A lawyer by trade, Navalny has over the past 15 years risen to prominence as an opposition activist. His anti-corruption activities have attracted an enormous global audience; a recent video exposé he released on a lavish property he claims was given to Putin as a bribe has drawn upwards of 114 million views as of the time of writing. It would be difficult to dispute Navalny’s bravery with respect to his work in documenting alleged corruption in Russia – a country with a history of suppressing anti-corruption whistleblowers.

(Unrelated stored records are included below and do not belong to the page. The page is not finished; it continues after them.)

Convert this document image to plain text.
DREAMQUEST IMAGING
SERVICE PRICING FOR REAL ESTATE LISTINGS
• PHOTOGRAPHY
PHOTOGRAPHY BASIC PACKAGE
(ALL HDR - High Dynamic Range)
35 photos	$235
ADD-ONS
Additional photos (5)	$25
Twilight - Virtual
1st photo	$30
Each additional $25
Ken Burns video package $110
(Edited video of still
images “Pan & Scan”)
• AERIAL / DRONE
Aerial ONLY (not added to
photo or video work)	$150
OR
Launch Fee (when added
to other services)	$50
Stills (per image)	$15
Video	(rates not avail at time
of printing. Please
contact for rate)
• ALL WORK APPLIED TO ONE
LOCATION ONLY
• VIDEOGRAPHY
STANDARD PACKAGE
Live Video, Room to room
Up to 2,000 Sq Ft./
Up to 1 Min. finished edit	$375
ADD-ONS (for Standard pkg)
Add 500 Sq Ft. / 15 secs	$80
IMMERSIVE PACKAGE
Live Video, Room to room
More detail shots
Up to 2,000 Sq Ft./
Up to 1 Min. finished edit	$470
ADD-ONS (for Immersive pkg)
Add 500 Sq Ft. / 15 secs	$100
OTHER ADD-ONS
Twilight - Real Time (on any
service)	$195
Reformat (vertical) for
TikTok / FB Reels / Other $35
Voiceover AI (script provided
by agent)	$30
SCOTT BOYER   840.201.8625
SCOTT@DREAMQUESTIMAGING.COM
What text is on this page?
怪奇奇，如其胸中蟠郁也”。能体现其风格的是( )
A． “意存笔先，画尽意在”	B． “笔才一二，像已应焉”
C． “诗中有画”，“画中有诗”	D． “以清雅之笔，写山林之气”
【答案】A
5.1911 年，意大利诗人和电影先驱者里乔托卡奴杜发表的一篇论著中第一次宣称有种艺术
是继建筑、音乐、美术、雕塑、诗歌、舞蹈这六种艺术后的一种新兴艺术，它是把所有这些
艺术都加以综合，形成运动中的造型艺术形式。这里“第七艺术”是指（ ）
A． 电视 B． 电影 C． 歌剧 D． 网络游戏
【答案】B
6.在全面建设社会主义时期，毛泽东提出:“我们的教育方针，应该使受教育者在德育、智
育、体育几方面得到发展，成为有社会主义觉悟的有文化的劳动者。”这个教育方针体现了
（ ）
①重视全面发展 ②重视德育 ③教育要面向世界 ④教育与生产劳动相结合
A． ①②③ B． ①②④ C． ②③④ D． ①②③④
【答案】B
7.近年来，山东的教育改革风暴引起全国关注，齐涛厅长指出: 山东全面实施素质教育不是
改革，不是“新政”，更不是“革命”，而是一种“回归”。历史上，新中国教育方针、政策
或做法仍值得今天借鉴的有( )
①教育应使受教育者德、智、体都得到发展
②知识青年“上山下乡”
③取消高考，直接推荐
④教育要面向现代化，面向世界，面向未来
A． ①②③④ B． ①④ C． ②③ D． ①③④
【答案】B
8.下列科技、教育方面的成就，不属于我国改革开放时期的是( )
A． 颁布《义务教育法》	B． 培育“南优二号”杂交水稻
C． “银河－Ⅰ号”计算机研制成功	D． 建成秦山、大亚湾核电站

In August 2020, he was poisoned with a suspected nerve agent, and rushed to Germany, where he spent several months recovering. Details of the poisoning – including the announcement by German authorities in September 2020 that the nerve agent came from a Soviet-era chemical group called Novichok – drew parallels with other recent high-profile poisonings linked to the Kremlin, including that of former Russian spy Sergei Skripal. As he recovered, the international community buzzed with policy papers, calls for justice and statements of solidarity.
Upon recovering, Navalny returned to Moscow, where he was immediately arrested on charges of having violated a probation order related to a years-old criminal case that itself was broadly viewed as illegitimate, as highlighted in a judgment by the European Court of Human Rights.
Why are people scrutinizing Navalny’s past?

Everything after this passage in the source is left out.